Aufgrund der unterschiedlichen Reduktionspotenziale der Sektoren werden zum Erreichen des Netto-Null-Ziels unterschiedliche sektorielle Ziele verfolgt. Analog zu den Sektorzielen der langfristigen Klimastrategie der Schweiz müssen die Sektoren Gebäude und Strassenverkehr 2050 praktisch vollständig dekarbonisiert, d.h. frei von fossilen Emissionen sein. Die Technologien dafür sind vorhanden. Auch in der Industrie und im Abfallsektor sind die THG-Emission – soweit technisch möglich – zu reduzieren, der Ausstoss synthetischer THG ist auf ein Minimum zu beschränken. In der Industrie unterscheiden sich die Möglichkeiten und Ansätze zur THG-Emissionsreduktion zwischen den Branchen stark. Während sich die verbrennungsbedingten Emissionen bis 2050 fast komplett vermeiden lassen, verbleiben Restemissionen vor allem aus Prozessemissionen einzelner Branchen, etwa aus der (Bio-)Chemie-, Klebstoffindustrie und aus Lackierereien. Die landwirtschaftliche Produktion soll die Emissionen gegenüber 1990 um 40 % reduzieren. Die Emissionen aus der Abfallverbrennung (KVA) sollen bis 2050 durch eine flächendeckende Anwendung von Technologien zur Abscheidung und Einlagerung von CO2 vollständig vermieden werden (Annahme, dass dies bereits ab 2040 geschieht). Die landwirtschaftliche Produktion soll die Emissionen gegenüber 1990 um 40 % reduzieren. Dies lässt sich mit strukturellen Anpassungen, optimierten Produktionsmethoden und technischen Massnahmen bewerkstelligen. Es verbleiben aber Restemissionen aus der landwirtschaftliche Produktion, die sich nach heutigem Wissen nicht vermeiden lassen (Bundesrat 2021).

Die direkten THG-Emissionen all dieser Sektoren müssen insgesamt so stark reduziert werden können, dass die noch verbleibenden, technisch schwer vermeidbaren Emissionen durch negative Emissionen ausgeglichen werden können. Für jeden Sektor wurden eigene Reduktionsziele, in Form von Sektorzielen formuliert.

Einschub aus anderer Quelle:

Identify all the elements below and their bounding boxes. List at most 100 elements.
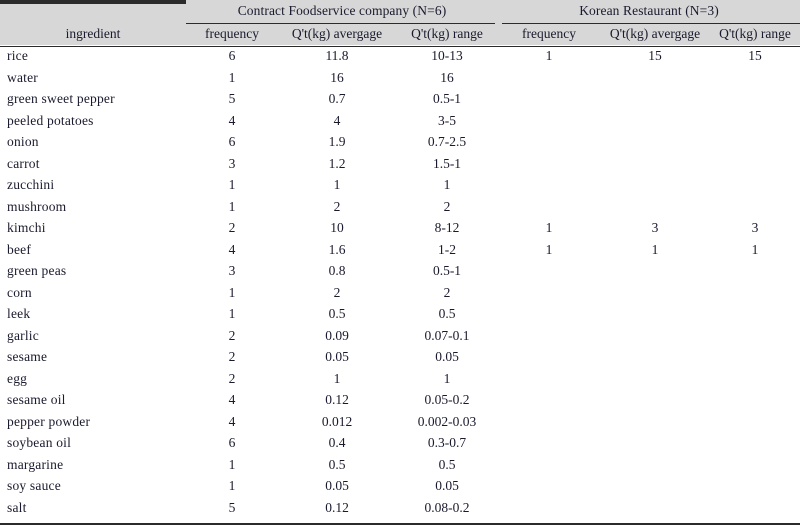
cell-restaurant-frequency (498, 324, 600, 346)
cell-ingredient: egg (0, 367, 186, 389)
cell-contract-average: 11.8 (278, 45, 396, 67)
cell-contract-range: 0.5-1 (396, 88, 498, 110)
table-row: garlic 2 0.09 0.07-0.1 (0, 324, 800, 346)
cell-restaurant-frequency (498, 303, 600, 325)
cell-restaurant-average (600, 195, 710, 217)
cell-contract-frequency: 2 (186, 217, 278, 239)
cell-contract-frequency: 6 (186, 131, 278, 153)
table-row: zucchini 1 1 1 (0, 174, 800, 196)
table-row: salt 5 0.12 0.08-0.2 (0, 496, 800, 518)
cell-ingredient: pepper powder (0, 410, 186, 432)
column-header-row: ingredient frequency Q't(kg) avergage Q'… (0, 22, 800, 45)
cell-contract-average: 1 (278, 174, 396, 196)
cell-contract-frequency: 6 (186, 45, 278, 67)
cell-restaurant-frequency (498, 88, 600, 110)
cell-restaurant-frequency (498, 346, 600, 368)
cell-restaurant-average (600, 496, 710, 518)
cell-contract-average: 0.7 (278, 88, 396, 110)
table-row: pepper powder 4 0.012 0.002-0.03 (0, 410, 800, 432)
cell-ingredient: onion (0, 131, 186, 153)
cell-ingredient: salt (0, 496, 186, 518)
cell-restaurant-frequency (498, 389, 600, 411)
cell-contract-average: 0.5 (278, 453, 396, 475)
table-row: green peas 3 0.8 0.5-1 (0, 260, 800, 282)
table-row: leek 1 0.5 0.5 (0, 303, 800, 325)
table-row: kimchi 2 10 8-12 1 3 3 (0, 217, 800, 239)
cell-restaurant-average (600, 389, 710, 411)
cell-restaurant-average (600, 303, 710, 325)
cell-restaurant-frequency: 1 (498, 217, 600, 239)
cell-restaurant-average (600, 281, 710, 303)
cell-restaurant-frequency (498, 410, 600, 432)
cell-restaurant-average (600, 131, 710, 153)
cell-contract-average: 0.4 (278, 432, 396, 454)
cell-restaurant-average (600, 152, 710, 174)
cell-restaurant-frequency (498, 195, 600, 217)
cell-restaurant-range (710, 66, 800, 88)
cell-contract-range: 2 (396, 195, 498, 217)
table-bottom-rule (0, 523, 800, 525)
cell-restaurant-range (710, 88, 800, 110)
cell-ingredient: soybean oil (0, 432, 186, 454)
cell-restaurant-average (600, 475, 710, 497)
group-b-underline (502, 23, 800, 24)
cell-restaurant-range: 15 (710, 45, 800, 67)
cell-contract-average: 0.12 (278, 389, 396, 411)
cell-contract-average: 0.5 (278, 303, 396, 325)
cell-contract-average: 1.9 (278, 131, 396, 153)
cell-ingredient: margarine (0, 453, 186, 475)
cell-restaurant-average (600, 432, 710, 454)
table-row: carrot 3 1.2 1.5-1 (0, 152, 800, 174)
cell-ingredient: rice (0, 45, 186, 67)
cell-ingredient: leek (0, 303, 186, 325)
cell-contract-range: 8-12 (396, 217, 498, 239)
table-row: egg 2 1 1 (0, 367, 800, 389)
ingredient-quantity-table: Contract Foodservice company (N=6) Korea… (0, 0, 800, 532)
table-row: soybean oil 6 0.4 0.3-0.7 (0, 432, 800, 454)
cell-ingredient: sesame oil (0, 389, 186, 411)
table-row: margarine 1 0.5 0.5 (0, 453, 800, 475)
cell-restaurant-range (710, 174, 800, 196)
cell-contract-frequency: 3 (186, 260, 278, 282)
cell-restaurant-frequency: 1 (498, 238, 600, 260)
header-bottom-rule (0, 46, 800, 47)
cell-ingredient: zucchini (0, 174, 186, 196)
cell-ingredient: mushroom (0, 195, 186, 217)
cell-restaurant-average (600, 367, 710, 389)
cell-contract-range: 10-13 (396, 45, 498, 67)
column-header-ingredient: ingredient (0, 22, 186, 45)
cell-contract-average: 1 (278, 367, 396, 389)
table-row: sesame oil 4 0.12 0.05-0.2 (0, 389, 800, 411)
cell-restaurant-range (710, 496, 800, 518)
cell-contract-average: 0.05 (278, 475, 396, 497)
cell-contract-range: 0.05-0.2 (396, 389, 498, 411)
column-header-a-frequency: frequency (186, 22, 278, 45)
cell-restaurant-average (600, 324, 710, 346)
column-header-b-frequency: frequency (498, 22, 600, 45)
cell-contract-average: 16 (278, 66, 396, 88)
cell-restaurant-frequency (498, 475, 600, 497)
table-row: onion 6 1.9 0.7-2.5 (0, 131, 800, 153)
cell-restaurant-average (600, 66, 710, 88)
cell-contract-range: 1 (396, 174, 498, 196)
table-body: rice 6 11.8 10-13 1 15 15 water 1 16 16 green sweet… (0, 45, 800, 518)
cell-restaurant-range (710, 475, 800, 497)
cell-contract-range: 0.5-1 (396, 260, 498, 282)
cell-contract-range: 0.002-0.03 (396, 410, 498, 432)
cell-ingredient: green peas (0, 260, 186, 282)
cell-restaurant-average: 15 (600, 45, 710, 67)
cell-restaurant-range (710, 346, 800, 368)
table-row: water 1 16 16 (0, 66, 800, 88)
cell-contract-range: 0.07-0.1 (396, 324, 498, 346)
table-row: green sweet pepper 5 0.7 0.5-1 (0, 88, 800, 110)
cell-restaurant-average: 3 (600, 217, 710, 239)
cell-restaurant-range (710, 432, 800, 454)
cell-ingredient: sesame (0, 346, 186, 368)
cell-ingredient: peeled potatoes (0, 109, 186, 131)
cell-contract-frequency: 4 (186, 389, 278, 411)
cell-contract-average: 1.6 (278, 238, 396, 260)
cell-contract-frequency: 4 (186, 109, 278, 131)
cell-contract-frequency: 1 (186, 303, 278, 325)
cell-contract-frequency: 1 (186, 174, 278, 196)
group-header-korean-restaurant: Korean Restaurant (N=3) (498, 0, 800, 22)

Negativemissionstechnologien

Die im Kanton Thurgau emittierten THGs lassen sich bis ins Zieljahr 2050 nicht vollständig reduzieren. Insbesondere in der Landwirtschaft und Ernährung, bei industriellen Gasen, Abfall/Abwasser sowie den indirekten Emissionen sind verbleibende Emissionen (Sockelemissionen) zu erwarten. Im Hinblick auf ein Netto-Null-Ziel wird es deshalb mittelfristig notwendig sein, Technologien für negative Emissionen (NET) zu nutzen. Diese umfassen technische Senken (etwa das Abscheiden von CO2 aus Abgasströmen und die Speicherung des Kohlenstoffs in geeigneten geologischen Schichten) sowie biologische Senken (beispielsweise den permanenten Zuwachs des Kohlenstoffspeichers von Wäldern oder Mooren). 

Studien zeigen jedoch, dass das Potenzial dieser Technologien derzeit bescheiden ist, insbesondere aufgrund der begrenzten inländischen Speicherpotenziale, der hohen Kosten, der möglichen Risiken und der ungewissen Akzeptanz in der Bevölkerung. Eine neuere Studie schätzt das Potenzial auf rund 0.5 Tonnen CO2 pro Kopf pro Jahr. Der Aufbau technischer NET im industriellen Massstab dürfte Jahre bis Jahrzehnte in Anspruch nehmen. Deshalb ist es wichtig, diese Technologien schon heute anzugehen, entsprechende Vorbereitungen zu treffen und ggf. in Pilotprojekten zu erproben. So soll etwa die für 2030 geplante Ersatzanlage der KVA Weinfelden eine mögliche Nachrüstung mit Komponenten zur Abscheidung und den Abtransport von CO2 von Anfang an berücksichtigen. Aufgrund der beschränkten Potenziale sind NET deshalb nur als ergänzendes Element zur Emissionsminderung zu verstehen und sollten ausschliesslich für schwer vermeidbare Emissionen vorgesehen werden.